# Anzeige Einstellungen



## philphil (31. Juli 2004)

Seitdem ich an meiner Kiste einige Fehler behoben habe, haben sich die Bildschirmeinstellungen (Anzeige) geändert. Der Arbeitsbildschirm sieht immer noch gleich aus, sobald ich aber ein Spiel starte, ist die Anzeige/das Bild kleiner. Das Spiel startet also in einem kleineren Fenster und die Bildschirmgrösse wird nicht voll ausgenutzt. 
Habe schon versucht, in den Anzeigeeinstellungen die Auflösung hoch und runter zu drehen, hat sich aber nichts geändert.
Wie krieg ich das wieder hin?
Vielen Dank für eure Hilfe
Gruss
Phil


----------



## yidaki (2. August 2004)

Also so weit ich weiss ist das normal.
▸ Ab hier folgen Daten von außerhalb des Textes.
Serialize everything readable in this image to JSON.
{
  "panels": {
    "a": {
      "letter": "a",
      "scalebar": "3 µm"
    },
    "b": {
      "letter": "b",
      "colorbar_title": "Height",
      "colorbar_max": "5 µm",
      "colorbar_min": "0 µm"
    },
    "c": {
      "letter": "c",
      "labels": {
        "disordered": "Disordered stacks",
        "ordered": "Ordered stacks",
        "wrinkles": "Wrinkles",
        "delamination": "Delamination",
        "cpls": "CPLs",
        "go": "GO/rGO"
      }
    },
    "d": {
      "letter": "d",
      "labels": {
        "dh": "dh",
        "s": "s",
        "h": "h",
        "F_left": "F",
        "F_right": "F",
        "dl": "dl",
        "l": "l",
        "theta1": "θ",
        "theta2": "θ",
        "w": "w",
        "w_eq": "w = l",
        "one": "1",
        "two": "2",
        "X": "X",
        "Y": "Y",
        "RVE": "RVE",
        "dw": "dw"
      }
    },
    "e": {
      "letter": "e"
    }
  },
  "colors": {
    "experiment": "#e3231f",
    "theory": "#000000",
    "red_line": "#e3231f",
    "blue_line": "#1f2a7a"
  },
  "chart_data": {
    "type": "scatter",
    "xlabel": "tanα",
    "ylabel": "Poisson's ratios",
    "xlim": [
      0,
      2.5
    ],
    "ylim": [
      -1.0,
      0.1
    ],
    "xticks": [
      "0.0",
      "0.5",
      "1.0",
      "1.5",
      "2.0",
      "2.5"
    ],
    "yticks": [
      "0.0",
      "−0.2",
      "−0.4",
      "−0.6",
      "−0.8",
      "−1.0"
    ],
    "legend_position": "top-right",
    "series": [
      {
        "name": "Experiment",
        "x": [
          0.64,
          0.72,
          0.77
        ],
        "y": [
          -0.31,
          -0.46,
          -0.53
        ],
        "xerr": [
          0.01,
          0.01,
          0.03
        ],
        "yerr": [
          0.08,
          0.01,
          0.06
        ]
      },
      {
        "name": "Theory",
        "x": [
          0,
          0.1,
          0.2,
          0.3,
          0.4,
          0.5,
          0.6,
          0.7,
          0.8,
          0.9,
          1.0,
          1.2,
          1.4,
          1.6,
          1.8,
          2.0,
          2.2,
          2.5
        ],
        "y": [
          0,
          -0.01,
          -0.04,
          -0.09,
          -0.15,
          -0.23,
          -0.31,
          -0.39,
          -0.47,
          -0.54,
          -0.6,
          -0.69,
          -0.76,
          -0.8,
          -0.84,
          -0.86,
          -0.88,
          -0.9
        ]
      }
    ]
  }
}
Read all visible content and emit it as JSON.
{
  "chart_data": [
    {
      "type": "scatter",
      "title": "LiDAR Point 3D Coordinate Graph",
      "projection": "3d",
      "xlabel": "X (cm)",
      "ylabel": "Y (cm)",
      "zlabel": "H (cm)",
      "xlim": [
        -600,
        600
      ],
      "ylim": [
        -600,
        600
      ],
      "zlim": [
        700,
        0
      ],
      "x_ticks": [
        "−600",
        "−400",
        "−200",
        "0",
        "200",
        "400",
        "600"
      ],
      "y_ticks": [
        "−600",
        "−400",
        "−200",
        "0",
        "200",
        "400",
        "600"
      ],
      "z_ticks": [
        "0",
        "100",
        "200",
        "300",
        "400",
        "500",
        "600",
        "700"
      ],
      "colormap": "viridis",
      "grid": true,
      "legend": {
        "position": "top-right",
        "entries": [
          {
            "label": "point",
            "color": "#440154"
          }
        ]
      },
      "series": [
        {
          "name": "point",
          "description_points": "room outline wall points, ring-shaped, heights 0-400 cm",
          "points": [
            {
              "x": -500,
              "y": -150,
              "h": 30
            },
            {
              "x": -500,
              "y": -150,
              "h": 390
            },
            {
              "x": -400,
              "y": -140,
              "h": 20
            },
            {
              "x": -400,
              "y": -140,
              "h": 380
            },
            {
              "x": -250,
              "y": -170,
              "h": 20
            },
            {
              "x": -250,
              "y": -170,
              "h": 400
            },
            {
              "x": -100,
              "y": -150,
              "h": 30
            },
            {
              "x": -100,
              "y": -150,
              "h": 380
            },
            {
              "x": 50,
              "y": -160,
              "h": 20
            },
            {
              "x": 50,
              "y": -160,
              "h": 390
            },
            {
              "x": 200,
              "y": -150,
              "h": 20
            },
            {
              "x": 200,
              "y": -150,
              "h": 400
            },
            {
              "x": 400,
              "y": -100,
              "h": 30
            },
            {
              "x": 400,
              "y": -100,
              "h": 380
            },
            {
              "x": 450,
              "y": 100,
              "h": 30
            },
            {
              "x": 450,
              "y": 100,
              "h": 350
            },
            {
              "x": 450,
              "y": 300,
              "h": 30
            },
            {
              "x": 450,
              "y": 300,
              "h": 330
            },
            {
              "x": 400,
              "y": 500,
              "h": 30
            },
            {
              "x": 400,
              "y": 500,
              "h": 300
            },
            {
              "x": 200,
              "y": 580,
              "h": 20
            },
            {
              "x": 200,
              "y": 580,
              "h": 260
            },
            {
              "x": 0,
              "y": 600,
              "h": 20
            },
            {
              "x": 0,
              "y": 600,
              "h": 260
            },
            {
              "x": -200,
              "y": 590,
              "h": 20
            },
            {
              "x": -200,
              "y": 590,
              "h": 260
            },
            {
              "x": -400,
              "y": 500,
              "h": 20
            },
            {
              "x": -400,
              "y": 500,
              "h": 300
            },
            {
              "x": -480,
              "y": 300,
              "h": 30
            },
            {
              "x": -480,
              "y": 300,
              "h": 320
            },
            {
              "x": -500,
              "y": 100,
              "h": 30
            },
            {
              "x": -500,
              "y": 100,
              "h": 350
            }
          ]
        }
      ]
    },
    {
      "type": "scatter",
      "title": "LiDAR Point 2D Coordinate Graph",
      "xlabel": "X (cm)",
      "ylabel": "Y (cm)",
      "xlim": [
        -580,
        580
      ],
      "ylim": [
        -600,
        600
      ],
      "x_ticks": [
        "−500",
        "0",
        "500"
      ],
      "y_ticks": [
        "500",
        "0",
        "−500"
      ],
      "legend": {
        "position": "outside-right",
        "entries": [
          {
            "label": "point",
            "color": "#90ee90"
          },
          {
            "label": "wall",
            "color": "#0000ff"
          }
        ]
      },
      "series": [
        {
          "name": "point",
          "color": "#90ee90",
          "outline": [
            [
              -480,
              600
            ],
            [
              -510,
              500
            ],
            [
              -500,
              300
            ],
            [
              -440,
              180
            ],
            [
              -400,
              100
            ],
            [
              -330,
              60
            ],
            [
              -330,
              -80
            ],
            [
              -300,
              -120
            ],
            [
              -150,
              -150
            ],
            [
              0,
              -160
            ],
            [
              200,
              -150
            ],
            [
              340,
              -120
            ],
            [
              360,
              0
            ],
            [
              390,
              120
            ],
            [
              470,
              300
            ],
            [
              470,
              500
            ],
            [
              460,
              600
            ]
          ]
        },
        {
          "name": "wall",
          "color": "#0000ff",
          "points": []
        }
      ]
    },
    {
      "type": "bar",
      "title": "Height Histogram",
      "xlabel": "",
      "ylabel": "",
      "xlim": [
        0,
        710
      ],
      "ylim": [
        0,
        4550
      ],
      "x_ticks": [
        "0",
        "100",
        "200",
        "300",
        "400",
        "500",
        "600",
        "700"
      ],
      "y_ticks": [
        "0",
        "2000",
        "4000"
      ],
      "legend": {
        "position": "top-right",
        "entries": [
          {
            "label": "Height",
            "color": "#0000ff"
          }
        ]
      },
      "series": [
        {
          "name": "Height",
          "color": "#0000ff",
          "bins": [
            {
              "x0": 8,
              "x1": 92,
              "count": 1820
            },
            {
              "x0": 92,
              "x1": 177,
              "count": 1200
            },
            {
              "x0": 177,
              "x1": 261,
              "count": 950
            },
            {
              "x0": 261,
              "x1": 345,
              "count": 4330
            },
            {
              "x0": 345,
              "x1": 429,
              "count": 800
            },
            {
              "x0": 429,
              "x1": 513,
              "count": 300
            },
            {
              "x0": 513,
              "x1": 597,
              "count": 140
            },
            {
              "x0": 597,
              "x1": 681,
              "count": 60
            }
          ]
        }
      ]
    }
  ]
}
Es kommt erstmal denke ich auch auf das spiel an, aber ich habe schon viele spiele gesehen bei denen sich die bildschirmauflösung erstmal umstellt.


----------



## philphil (2. August 2004)

Bevor ich auf meiner Kiste Ordnung gemacht habe, war das aber nicht der Fall. Da sind alle Spiele in der gleichen Grösse (voller Bildschirm) gestartet. Es kann ja nicht sein, dass ich zum gamen die Lupe nehmen muss, weil der Screen so klein ist.....


----------